What’s interesting is the way the show draws the comparison between Elizbeth and the abdicated King Edward. He tells her that there will always be two parts of her: the person and the crown. Both cannot coexist. Both will b e in eternal struggle. And the agony of that tension will not cease.

But for all Edward’s infamy through all this -- he is the cudgel that men of state use to warn Elizabeth off from the slightest hint of reform -- he chose love over the crown. He picked being a person over being a monarch. He chose the person he was closest to over tradition and expectation and institution. It’s fair to call it selfish, especially considering the burden his brother was forced to carry. But there’s also something noble about holding onto what you love in the face of backwards prohibitions against it.
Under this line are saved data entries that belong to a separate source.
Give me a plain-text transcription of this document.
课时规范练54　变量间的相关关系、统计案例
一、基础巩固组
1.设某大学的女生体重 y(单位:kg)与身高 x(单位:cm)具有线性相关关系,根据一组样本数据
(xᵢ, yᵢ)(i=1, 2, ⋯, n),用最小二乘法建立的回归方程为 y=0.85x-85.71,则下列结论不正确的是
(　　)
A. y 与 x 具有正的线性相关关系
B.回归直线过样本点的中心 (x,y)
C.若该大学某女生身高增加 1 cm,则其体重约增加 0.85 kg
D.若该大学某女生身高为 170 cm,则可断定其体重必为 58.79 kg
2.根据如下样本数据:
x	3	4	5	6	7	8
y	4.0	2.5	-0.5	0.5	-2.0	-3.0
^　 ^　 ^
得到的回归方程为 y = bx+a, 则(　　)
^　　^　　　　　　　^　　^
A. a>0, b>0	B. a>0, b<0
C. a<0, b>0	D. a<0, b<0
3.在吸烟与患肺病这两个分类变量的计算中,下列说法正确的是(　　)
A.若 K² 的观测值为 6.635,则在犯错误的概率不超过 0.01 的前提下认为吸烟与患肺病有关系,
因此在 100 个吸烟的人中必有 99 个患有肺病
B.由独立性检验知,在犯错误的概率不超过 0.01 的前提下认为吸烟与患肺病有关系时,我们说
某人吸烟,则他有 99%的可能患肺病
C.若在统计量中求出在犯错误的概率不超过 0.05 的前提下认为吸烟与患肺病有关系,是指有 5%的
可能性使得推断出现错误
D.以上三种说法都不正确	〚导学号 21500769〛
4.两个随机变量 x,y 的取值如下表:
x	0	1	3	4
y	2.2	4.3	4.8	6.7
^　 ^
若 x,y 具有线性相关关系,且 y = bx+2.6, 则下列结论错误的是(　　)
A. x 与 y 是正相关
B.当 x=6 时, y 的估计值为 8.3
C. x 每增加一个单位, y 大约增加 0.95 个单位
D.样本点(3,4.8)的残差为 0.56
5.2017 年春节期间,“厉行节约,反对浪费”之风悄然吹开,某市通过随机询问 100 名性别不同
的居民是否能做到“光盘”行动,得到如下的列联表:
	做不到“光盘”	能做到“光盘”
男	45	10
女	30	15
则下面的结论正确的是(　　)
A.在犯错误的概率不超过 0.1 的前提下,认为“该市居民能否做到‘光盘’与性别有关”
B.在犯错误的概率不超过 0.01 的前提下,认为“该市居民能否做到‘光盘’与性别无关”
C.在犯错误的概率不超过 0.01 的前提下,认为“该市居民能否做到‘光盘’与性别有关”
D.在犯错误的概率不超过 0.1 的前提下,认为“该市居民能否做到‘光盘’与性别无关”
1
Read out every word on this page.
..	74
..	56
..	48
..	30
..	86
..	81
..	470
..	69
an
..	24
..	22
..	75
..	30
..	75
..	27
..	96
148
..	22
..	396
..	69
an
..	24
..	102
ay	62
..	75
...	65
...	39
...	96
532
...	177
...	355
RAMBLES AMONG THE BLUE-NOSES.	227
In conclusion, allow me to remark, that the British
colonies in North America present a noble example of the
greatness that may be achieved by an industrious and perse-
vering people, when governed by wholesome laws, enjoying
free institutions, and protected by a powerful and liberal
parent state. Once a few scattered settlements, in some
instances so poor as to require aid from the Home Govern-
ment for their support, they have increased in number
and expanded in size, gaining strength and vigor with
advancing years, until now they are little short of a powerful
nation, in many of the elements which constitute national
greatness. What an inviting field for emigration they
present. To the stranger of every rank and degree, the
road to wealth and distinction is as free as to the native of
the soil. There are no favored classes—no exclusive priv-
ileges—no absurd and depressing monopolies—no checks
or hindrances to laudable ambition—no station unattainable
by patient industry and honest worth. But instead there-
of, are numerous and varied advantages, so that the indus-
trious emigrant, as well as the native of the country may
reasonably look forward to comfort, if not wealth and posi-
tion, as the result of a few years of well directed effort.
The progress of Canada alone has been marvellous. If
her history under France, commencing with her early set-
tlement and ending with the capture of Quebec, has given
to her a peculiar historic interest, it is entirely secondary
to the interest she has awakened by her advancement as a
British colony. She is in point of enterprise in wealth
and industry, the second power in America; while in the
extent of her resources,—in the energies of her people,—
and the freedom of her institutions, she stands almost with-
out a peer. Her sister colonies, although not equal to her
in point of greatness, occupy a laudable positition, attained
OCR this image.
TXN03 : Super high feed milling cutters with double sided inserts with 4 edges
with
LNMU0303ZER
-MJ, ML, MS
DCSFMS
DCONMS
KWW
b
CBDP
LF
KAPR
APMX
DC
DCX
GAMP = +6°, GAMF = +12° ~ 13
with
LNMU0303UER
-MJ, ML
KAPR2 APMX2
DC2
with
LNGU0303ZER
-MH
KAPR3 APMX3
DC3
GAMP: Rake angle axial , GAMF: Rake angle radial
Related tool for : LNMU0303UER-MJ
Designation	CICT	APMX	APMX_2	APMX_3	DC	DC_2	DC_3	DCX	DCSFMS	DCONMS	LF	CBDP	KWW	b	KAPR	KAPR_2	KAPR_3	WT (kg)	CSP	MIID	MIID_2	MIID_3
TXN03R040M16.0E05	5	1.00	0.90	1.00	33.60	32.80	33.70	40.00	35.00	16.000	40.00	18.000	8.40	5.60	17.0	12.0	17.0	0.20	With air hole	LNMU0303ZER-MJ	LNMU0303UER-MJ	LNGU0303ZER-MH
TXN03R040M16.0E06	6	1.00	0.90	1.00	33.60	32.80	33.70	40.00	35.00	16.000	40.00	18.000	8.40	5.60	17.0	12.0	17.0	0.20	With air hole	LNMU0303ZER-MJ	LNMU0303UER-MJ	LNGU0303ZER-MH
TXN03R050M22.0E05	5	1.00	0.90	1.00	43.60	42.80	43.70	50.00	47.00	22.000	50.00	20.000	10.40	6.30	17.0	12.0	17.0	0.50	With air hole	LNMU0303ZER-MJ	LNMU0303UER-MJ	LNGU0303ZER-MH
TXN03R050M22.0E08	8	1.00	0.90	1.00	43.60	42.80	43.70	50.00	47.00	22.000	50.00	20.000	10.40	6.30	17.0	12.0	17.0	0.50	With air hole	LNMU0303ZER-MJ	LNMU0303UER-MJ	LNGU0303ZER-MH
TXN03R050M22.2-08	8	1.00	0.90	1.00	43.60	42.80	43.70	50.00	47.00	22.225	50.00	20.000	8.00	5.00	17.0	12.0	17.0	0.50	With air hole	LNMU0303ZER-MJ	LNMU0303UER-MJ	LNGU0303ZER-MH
The contrast is especially noteworthy because Elizabeth makes the opposite choice. Edwards’ betrayal spurs George to ask his daughters to make a promise on the eve of his ascension to the throne. The irony is that it’s the demands of that throne, and the same backwards restrictions that forced Edward out, that spurs her to break them.

Sometimes corruption is not a sullying, a persuasion of someone to fight dirty. Sometimes, instead, it’s simply getting them to submit, to stop fighting, to let the wheels that have been set in motion since 1066 continue turning without you as a hindrance. Elizabeth is not a mob boss. She is not a Machiavellian virgin queen. She is, instead, on The Crown’s account, simply someone who kept acquiescing until there was none of her left.